I also started to eat better too and my interests for food and nutrition once again returned. It wasn’t long before I started to cook again, became a vegetarian and finally realized my dreams for working with people to help them find the same daily happiness I was experiencing. I was like a sponge, my thinking so much clearer, and my desire to discover optimum health for myself and others continued to get stronger every day! I could never get to class as much as I would have liked. That’s the hard part about having more responsibilities than oneself. Work, kids, house, and everything in between still existed and I could not attend class every day, but still enough to be receiving the healthful benefits I had grown to appreciate. Pretty soon I was signing up for college again, feeling even more empowered and invincible than ever. I could envision my future in a way that was undeniably full of real possibilities now, and my hope to help others realize their own truth and happiness was already beginning to happen. My kids being the best example of this transition, their outlook on life continues to be so contented and joyful.

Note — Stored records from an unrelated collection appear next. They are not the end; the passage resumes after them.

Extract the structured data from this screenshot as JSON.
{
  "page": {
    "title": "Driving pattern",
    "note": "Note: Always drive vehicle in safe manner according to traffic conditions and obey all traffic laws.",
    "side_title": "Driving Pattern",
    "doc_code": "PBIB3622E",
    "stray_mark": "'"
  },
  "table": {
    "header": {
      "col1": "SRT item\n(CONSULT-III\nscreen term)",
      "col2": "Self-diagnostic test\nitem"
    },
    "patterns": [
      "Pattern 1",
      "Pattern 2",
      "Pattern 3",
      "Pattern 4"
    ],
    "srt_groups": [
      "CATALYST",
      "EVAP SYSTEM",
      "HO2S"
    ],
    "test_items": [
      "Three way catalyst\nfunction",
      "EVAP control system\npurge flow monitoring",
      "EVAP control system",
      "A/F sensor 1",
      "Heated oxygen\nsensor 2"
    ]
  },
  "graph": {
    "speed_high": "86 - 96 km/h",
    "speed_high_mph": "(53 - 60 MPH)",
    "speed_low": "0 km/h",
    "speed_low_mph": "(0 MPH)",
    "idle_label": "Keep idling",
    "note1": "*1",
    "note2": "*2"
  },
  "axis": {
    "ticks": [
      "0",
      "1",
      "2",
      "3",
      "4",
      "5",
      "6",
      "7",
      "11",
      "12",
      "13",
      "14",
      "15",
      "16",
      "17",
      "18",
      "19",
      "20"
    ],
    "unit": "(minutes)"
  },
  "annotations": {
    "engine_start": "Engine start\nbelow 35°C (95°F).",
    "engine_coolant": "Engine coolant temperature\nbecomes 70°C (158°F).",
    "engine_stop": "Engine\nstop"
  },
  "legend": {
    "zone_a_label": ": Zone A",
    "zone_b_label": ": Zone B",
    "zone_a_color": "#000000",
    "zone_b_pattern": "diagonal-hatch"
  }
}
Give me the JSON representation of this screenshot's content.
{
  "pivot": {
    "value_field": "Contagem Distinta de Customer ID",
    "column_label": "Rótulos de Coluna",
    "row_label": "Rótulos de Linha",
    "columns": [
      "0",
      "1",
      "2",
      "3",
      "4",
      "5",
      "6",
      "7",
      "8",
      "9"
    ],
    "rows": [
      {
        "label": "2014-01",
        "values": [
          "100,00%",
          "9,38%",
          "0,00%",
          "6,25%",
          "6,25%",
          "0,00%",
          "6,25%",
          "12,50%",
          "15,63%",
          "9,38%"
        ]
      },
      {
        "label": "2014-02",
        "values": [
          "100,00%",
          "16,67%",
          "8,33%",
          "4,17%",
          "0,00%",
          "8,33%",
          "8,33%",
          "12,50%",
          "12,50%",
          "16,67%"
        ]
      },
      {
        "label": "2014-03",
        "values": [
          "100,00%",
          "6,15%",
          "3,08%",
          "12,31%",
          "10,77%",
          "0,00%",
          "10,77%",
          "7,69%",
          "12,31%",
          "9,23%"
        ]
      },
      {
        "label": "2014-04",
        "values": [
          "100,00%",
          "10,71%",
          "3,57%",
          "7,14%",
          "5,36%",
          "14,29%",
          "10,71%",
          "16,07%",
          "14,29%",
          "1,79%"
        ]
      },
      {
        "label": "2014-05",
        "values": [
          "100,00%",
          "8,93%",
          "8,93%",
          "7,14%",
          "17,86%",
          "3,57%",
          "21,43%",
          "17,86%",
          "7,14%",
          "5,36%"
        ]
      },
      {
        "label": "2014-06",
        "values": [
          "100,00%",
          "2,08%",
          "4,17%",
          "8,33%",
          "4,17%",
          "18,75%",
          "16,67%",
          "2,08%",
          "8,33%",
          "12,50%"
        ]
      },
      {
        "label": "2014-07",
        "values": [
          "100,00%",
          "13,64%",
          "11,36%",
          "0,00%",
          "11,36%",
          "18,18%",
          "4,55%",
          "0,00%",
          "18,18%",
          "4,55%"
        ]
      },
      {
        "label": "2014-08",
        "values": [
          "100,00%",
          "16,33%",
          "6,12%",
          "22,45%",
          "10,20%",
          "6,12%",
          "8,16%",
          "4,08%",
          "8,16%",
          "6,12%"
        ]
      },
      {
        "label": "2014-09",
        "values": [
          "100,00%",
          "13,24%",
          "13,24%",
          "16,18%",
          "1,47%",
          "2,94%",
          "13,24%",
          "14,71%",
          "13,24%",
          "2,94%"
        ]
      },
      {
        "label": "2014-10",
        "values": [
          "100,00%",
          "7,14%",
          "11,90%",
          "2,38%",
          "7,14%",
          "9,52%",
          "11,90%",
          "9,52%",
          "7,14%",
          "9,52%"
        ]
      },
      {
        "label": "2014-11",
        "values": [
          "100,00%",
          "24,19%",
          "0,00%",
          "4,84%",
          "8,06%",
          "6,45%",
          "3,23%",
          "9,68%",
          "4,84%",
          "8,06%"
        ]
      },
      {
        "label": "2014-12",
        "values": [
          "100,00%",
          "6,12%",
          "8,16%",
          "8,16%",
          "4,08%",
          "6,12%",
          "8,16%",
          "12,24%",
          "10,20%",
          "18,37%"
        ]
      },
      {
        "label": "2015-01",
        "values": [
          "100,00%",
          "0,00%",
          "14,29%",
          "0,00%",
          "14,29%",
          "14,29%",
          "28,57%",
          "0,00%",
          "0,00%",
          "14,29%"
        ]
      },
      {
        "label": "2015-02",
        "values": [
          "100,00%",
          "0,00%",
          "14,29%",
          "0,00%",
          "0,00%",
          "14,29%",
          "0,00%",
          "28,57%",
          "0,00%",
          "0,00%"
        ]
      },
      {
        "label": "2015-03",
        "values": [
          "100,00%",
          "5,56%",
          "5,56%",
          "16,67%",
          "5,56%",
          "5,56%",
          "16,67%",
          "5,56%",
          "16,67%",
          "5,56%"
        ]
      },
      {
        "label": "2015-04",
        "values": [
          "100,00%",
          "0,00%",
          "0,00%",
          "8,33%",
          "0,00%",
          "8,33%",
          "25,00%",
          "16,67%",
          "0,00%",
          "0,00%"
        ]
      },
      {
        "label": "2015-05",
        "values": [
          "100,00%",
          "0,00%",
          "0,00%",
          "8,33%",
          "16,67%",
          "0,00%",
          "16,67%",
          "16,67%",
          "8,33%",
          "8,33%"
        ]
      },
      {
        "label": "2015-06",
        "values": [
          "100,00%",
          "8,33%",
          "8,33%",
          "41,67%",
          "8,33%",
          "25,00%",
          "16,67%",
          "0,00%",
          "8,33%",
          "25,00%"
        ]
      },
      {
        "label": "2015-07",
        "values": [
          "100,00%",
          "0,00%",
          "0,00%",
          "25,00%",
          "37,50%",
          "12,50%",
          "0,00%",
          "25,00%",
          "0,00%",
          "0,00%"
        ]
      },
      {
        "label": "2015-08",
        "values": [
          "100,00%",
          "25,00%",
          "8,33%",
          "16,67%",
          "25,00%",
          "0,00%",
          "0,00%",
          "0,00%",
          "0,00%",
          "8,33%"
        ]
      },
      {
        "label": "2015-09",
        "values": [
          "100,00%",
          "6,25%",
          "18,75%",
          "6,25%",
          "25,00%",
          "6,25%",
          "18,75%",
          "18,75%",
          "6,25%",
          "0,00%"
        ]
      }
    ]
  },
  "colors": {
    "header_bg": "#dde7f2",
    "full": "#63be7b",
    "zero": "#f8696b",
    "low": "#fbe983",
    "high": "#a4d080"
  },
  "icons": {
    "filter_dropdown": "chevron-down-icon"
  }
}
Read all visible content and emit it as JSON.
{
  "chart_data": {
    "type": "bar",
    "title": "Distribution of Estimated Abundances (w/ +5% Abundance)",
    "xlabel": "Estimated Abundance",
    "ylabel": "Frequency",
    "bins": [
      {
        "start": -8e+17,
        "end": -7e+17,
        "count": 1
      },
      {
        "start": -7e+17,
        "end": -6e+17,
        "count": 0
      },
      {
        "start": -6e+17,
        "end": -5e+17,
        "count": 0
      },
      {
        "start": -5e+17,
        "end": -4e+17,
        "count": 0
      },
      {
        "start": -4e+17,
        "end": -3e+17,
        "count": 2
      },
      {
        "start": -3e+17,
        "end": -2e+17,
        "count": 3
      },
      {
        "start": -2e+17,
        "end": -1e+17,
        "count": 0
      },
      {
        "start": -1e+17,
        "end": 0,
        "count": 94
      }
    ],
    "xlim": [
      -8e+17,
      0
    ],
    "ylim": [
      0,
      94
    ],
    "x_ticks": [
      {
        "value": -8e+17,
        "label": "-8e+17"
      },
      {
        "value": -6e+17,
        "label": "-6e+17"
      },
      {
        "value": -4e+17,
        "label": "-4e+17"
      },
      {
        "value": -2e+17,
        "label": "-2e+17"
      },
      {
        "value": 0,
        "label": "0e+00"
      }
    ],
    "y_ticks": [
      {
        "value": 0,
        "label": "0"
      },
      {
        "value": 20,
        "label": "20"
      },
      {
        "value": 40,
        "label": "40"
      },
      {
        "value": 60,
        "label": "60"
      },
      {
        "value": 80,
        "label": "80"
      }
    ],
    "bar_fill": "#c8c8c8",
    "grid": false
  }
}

A Stellar Life begins when we face our fears head on and make a decision to take control of our emotions, of our lives. Maybe Bikram yoga isn’t for everyone, even though I would highly debate that one on the side of the yogis. The experience of a Bikram class is not the same for everyone, because we are all individuals, each of us has our own needs and expectations to be met. I challenge you to at least give it a try, especially if you are facing any type of difficulty in your life, physical or emotional. Be prepared to push your edge, because isn’t that really what we have to do if we want results, if we want a change? God created us with this extraordinary ability to heal both inside and out. If only when we give ourselves the right conditions and stimuli. We are truly products of our environments and intakes- I have discovered Bikram yoga practice is a place to stretch out and dispose of all the garbage in my life, if any, and leave it behind so that I can take on the rest of my day, and my life feeling happier, healthier and lighter for it.